Anécdotas de la vida cotidiana de otro tiempo, retratadas en “Desde el otoño” por la pluma de Pepa Kostianovsky. Charlas amables con vecinas importantes en el mejor sentido y la relación con los comerciantes del barrio, con quienes se comparten momentos inolvidables y hasta risueños.
- Por Pepa Kostianovsky
Tampoco en Nuestra Señora teníamos teléfono, lo que le servía a mamá de pretexto para hacer amistad con las vecinas, intercambiar libros y revistas o simplemente charlar.
Una de las preferidas era doña Coca Lara Castro, que vivía casi llegando a la esquina de Piribebuy, en la vereda de enfrente. Y pasaba todos los días, camino a los colegios, el Nacional de Niñas y el de la Providencia, donde daba cátedras. Mamá le tenía una gran admiración a aquella mujer linda y luchadora que encontraba tiempo para ocuparse de los presos políticos entre sus dos turnos de profesora, el cuidado de su familia, su esposo, sus suegros muy ancianos y ¡seis hijos varones!
Para doña Coca, probablemente, era un momento de relax detenerse unos minutos a conversar, en la silla de mimbre que yo me apuraba a sacar a la vereda cuando la veíamos acercarse. Y el vaso de agua fresca que siempre la esperaba.
Cuando llegamos al barrio, los Lara Castro eran solamente cuatro y estaba por llegar el quinto, al que siguió el sexto.
Una tarde, doña Coca y mamá bromeaban sobre las posibilidades de que ella siguiera “buscando la nenita”. Cabe apuntar aquí, que su esposo se llamaba Luis y su hijo mayor Luisito.
Y yo, metereta, no tuve mejor ocurrencia que decirle.
Mire que ya tiene un Luis y un Luisito. Si viene otra vez varón, va a ser el séptimo y puede ser Luisón*.
El pellizco que me dio mi madre me dejó el brazo negro por una semana.
Doña Coca, que además tenía sentido del humor, lo celebró con una carcajada.
No se piense que a mi madre no le pareció gracioso mi juego de palabras. Si me dio el pinchazo fue por pura cortesía para con su amiga. Pero después se pasó repitiendo la anécdota a quienes querían escucharla. Y, por supuesto, se la contó a los Fois, un matrimonio muy cordial, dueños de la farmacia La Milagrosa, ubicada justo frente a nuestra casa. Festejaron el cuento y a renglón seguido, la señora dijo:
–En casa de mi esposo también son siete varones.

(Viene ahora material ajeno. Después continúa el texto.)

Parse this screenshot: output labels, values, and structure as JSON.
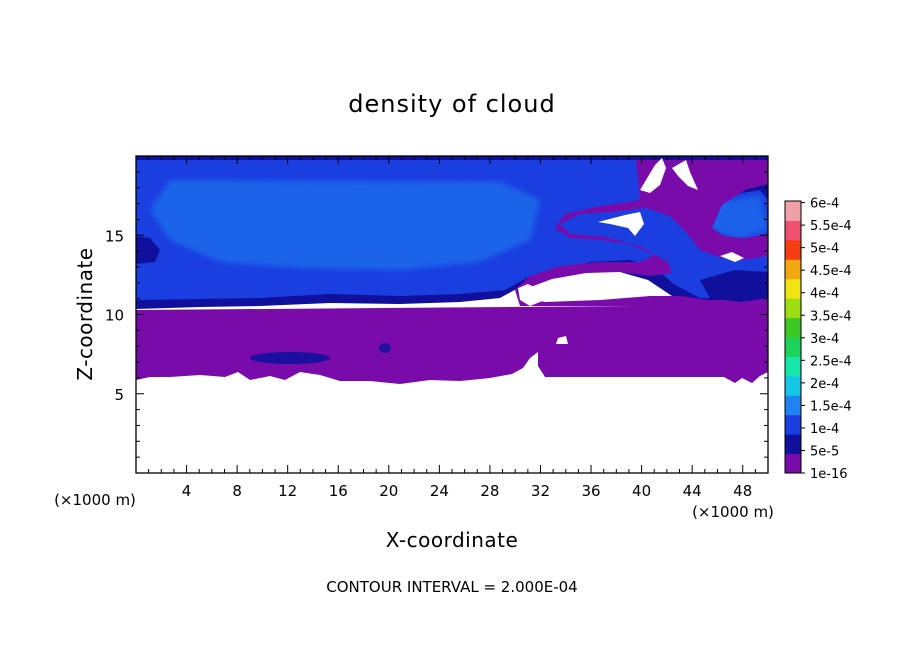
{
  "chart_data": {
    "type": "heatmap",
    "title": "density of cloud",
    "xlabel": "X-coordinate",
    "ylabel": "Z-coordinate",
    "x_unit_label": "(×1000 m)",
    "z_unit_label": "(×1000 m)",
    "footer": "CONTOUR INTERVAL = 2.000E-04",
    "xlim": [
      0,
      50
    ],
    "ylim": [
      0,
      20
    ],
    "x_ticks": [
      4,
      8,
      12,
      16,
      20,
      24,
      28,
      32,
      36,
      40,
      44,
      48
    ],
    "y_ticks": [
      5,
      10,
      15
    ],
    "colorbar": {
      "levels": [
        "1e-16",
        "5e-5",
        "1e-4",
        "1.5e-4",
        "2e-4",
        "2.5e-4",
        "3e-4",
        "3.5e-4",
        "4e-4",
        "4.5e-4",
        "5e-4",
        "5.5e-4",
        "6e-4"
      ],
      "colors": [
        "#7a0bab",
        "#10109c",
        "#1b3ee0",
        "#1f84f2",
        "#14c7e6",
        "#16e6aa",
        "#1dd35a",
        "#3cc825",
        "#9fdd13",
        "#f2e313",
        "#f5a712",
        "#f53d12",
        "#f25070",
        "#f2a0a8"
      ]
    },
    "regions": {
      "cloud_base_km": 6.2,
      "cloud_top_km": 19.8,
      "upper_layer_km": [
        10.5,
        19.8
      ],
      "upper_layer_value": "5e-5 to 1.5e-4",
      "lower_layer_km": [
        6.2,
        10.5
      ],
      "lower_layer_value": "1e-16"
    }
  }
}
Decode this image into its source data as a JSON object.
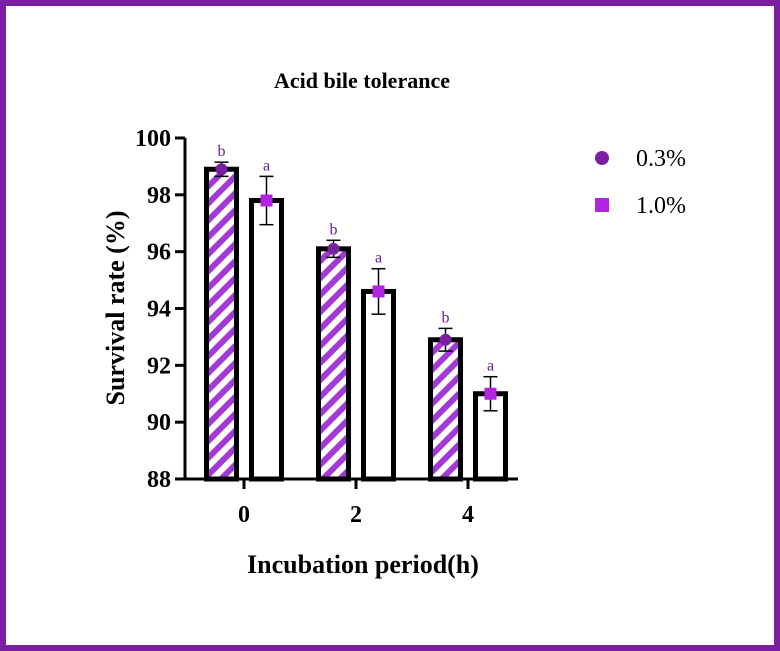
{
  "chart_data": {
    "type": "bar",
    "title": "Acid bile tolerance",
    "xlabel": "Incubation period(h)",
    "ylabel": "Survival rate (%)",
    "categories": [
      "0",
      "2",
      "4"
    ],
    "ylim": [
      88,
      100
    ],
    "yticks": [
      88,
      90,
      92,
      94,
      96,
      98,
      100
    ],
    "grid": false,
    "legend_position": "top-right",
    "series": [
      {
        "name": "0.3%",
        "pattern": "hatched",
        "marker": "circle",
        "values": [
          98.9,
          96.1,
          92.9
        ],
        "errors": [
          0.25,
          0.3,
          0.4
        ],
        "labels": [
          "b",
          "b",
          "b"
        ]
      },
      {
        "name": "1.0%",
        "pattern": "solid-white",
        "marker": "square",
        "values": [
          97.8,
          94.6,
          91.0
        ],
        "errors": [
          0.85,
          0.8,
          0.6
        ],
        "labels": [
          "a",
          "a",
          "a"
        ]
      }
    ]
  },
  "colors": {
    "frame": "#7a1fa2",
    "hatch": "#a33ad6",
    "marker_circle": "#7b1fa2",
    "marker_square": "#b026e0",
    "sig_label": "#6a1b9a",
    "axis": "#000000"
  }
}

–Mamá quedó algo cortada. Peor en vista del buen ánimo, se atrevió a seguir la broma.
–¿Y quién es el Luisón?– preguntó.
–Mi marido –respondió ella–, señalando al amable boticario que disfrutaba silencioso, con una sonrisa de oreja a oreja, el bochorno de mi pobre madre.
¿No les parece injusto el que no pudiera devolverle el pellizcón? De todos modos, tomé mi venganza contando yo a diestra y siniestra este segundo capítulo de la historia.

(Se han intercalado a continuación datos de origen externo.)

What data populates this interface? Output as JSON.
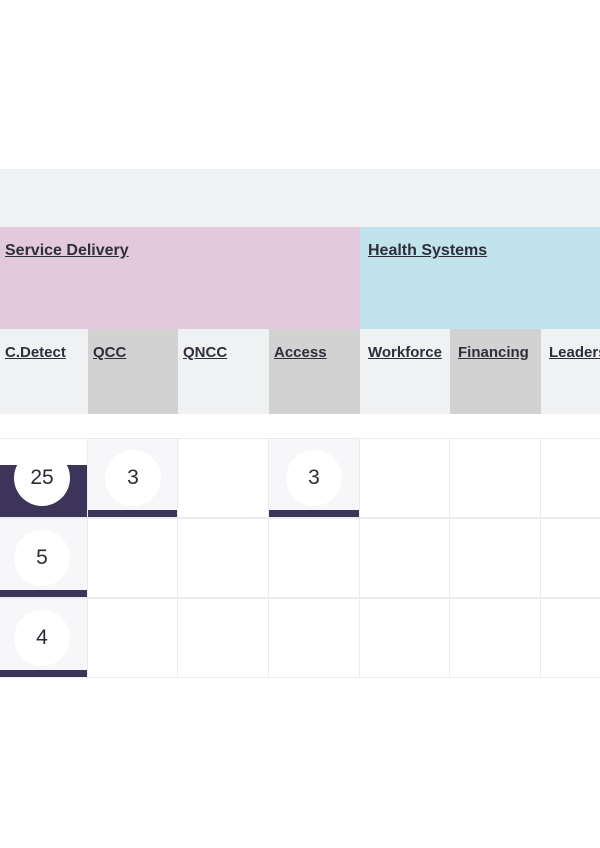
{
  "groups": {
    "service_delivery": "Service Delivery",
    "health_systems": "Health Systems"
  },
  "columns": [
    "C.Detect",
    "QCC",
    "QNCC",
    "Access",
    "Workforce",
    "Financing",
    "Leaders"
  ],
  "grid": {
    "row1": [
      "25",
      "3",
      "",
      "3",
      "",
      "",
      ""
    ],
    "row2": [
      "5",
      "",
      "",
      "",
      "",
      "",
      ""
    ],
    "row3": [
      "4",
      "",
      "",
      "",
      "",
      "",
      ""
    ]
  },
  "colors": {
    "service_delivery": "#e3c9dd",
    "health_systems": "#c1e3ec",
    "bar": "#3d3459"
  }
}
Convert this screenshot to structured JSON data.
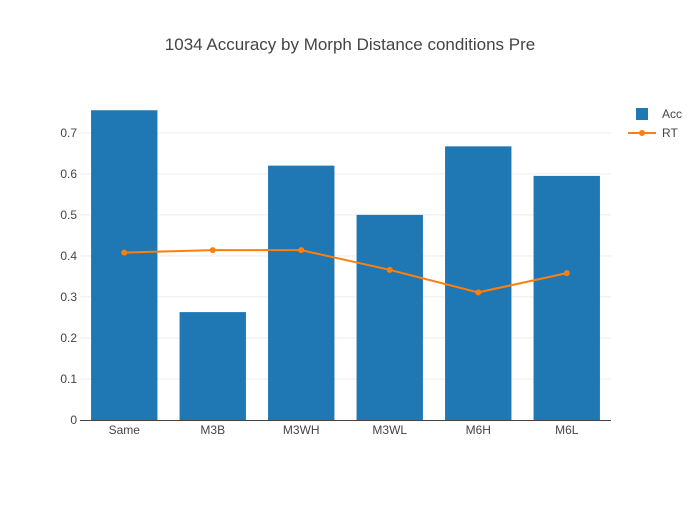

La farmacia de los Fois fue también escenario de otro incidente, poco honroso para mi familia.
Pese al traslado al Colegio Internacional, mucho más requintado que el proletario República Argentina, mi cabeza fue “ocupada” por indeseables inquilinos. No era la primera vez que me invadían los piojos, pero en el vecindario anterior don No-Cayetano era tan poco afable que ni siquiera prestaba atención a la cara del parroquiano, uno podía ir a comprarle cualquier cosa, mientras no fuera papel secante.
En cambio, los Fois eran como de la familia. Eran amigos. Todo el barrio transitaba por ahí.
Debo advertir que por aquella época la tecnología antipiojil no estaba desarrollada. No había shampoo, ni spray perfumado, ni cremitas delicadas. El único remedio era una receta magistral ¡Y terrible!, que combinaba nada menos que kerosene con un excipiente grasoso. Y ni siquiera tenía un nombre eufemístico. Se llamaba “ungüento de soldado”, porque lo usaban en los cuarteles para combatir piojos y otras plagas habitualmente instaladas en pelambres más sureñas de la geografía humana.
Mamá sugirió que papá lo trajera del centro, a lo que él se negó rotundamente. No iba a ir a pedir semejante elemento.
De modo que no quedó otra alternativa que “La Milagrosa”. Allá fuimos y muy desfachatadamente mi madre le susurró a su amiga que la “muchacha” tenía piojos y, por lo tanto, quería facilitarle el vergonzante ungüento.
La señora trató de esbozar un gesto cómplice. Pero no podía contener la risa ante el espectáculo que yo ofrecía rascándome la cabeza, impúdicamente, a dos manos.